Alors que les keynésiens auraient tendance à préconiser un compromis acceptable entre l’inflation et le chômage lorsqu’il s’agit de contrer une récession, les économistes néoclassiques soutiennent qu’un tel compromis n’existe pas ; tout gain à court terme dans la baisse du chômage finira par disparaître et le résultat de la politique active ne sera que de l’inflation.

Questions d’autocontrôle

Résumez les modèles keynésien et néoclassique.

Questions d’examen

  1. Lorsque l’économie connaît une récession, pourquoi un économiste néoclassique serait-il peu enclin à plaider en faveur d’une politique agressive pour stimuler la demande globale et ramener l’économie au plein emploi ? Expliquez votre réponse.
  2. Si l’économie souffre d’une période d’inflation galopante, un économiste keynésien plaiderait-il pour une politique de stabilisation impliquant une hausse des impôts et des taux d’intérêt ? Expliquez votre réponse.
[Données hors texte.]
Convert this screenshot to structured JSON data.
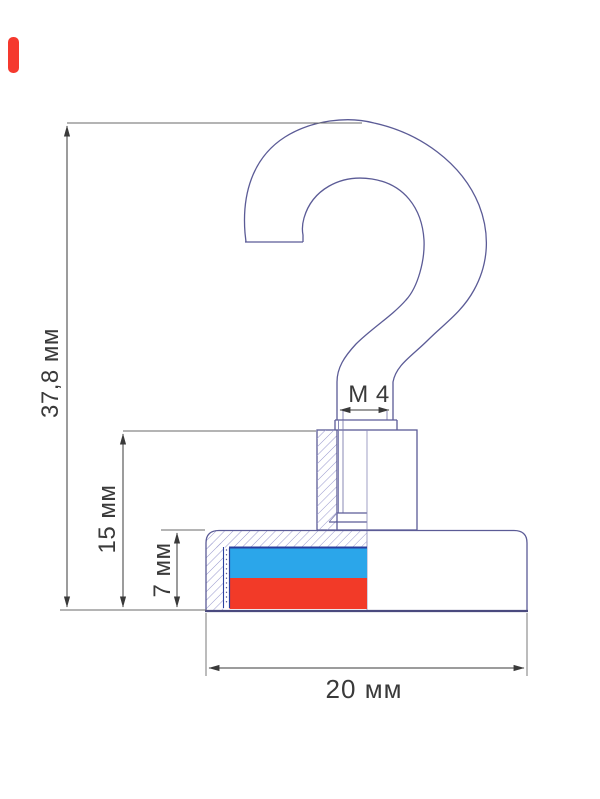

Questions de réflexion critique

Est-ce une contradiction logique d’être un keynésien néoclassique ? Expliquez.

Référence

Carvalho, Carlos, Stefano Eusepi, et Christian Grisse.  » Les initiatives politiques dans la récession mondiale : What Did Forecasters Expect ? » Banque de la Réserve fédérale de New York : Current Issues in Economics and Finance, 18, no 2 (2012). http://www.newyorkfed.org/research/current_issues/ci18-2.pdf.

Solutions

Réponses aux questions autocontrôlées

Le modèle keynésien à court terme est construit sur l’importance de la demande globale comme cause des cycles économiques et d’un certain degré de rigidité des salaires et des prix, et fait donc un travail solide pour expliquer de nombreuses récessions et pourquoi le chômage cyclique augmente et diminue. Le modèle néoclassique met l’accent sur l’offre globale en se concentrant sur les déterminants sous-jacents de la production et de l’emploi sur les marchés, et a donc tendance à mettre davantage l’accent sur la croissance économique et le fonctionnement des marchés du travail.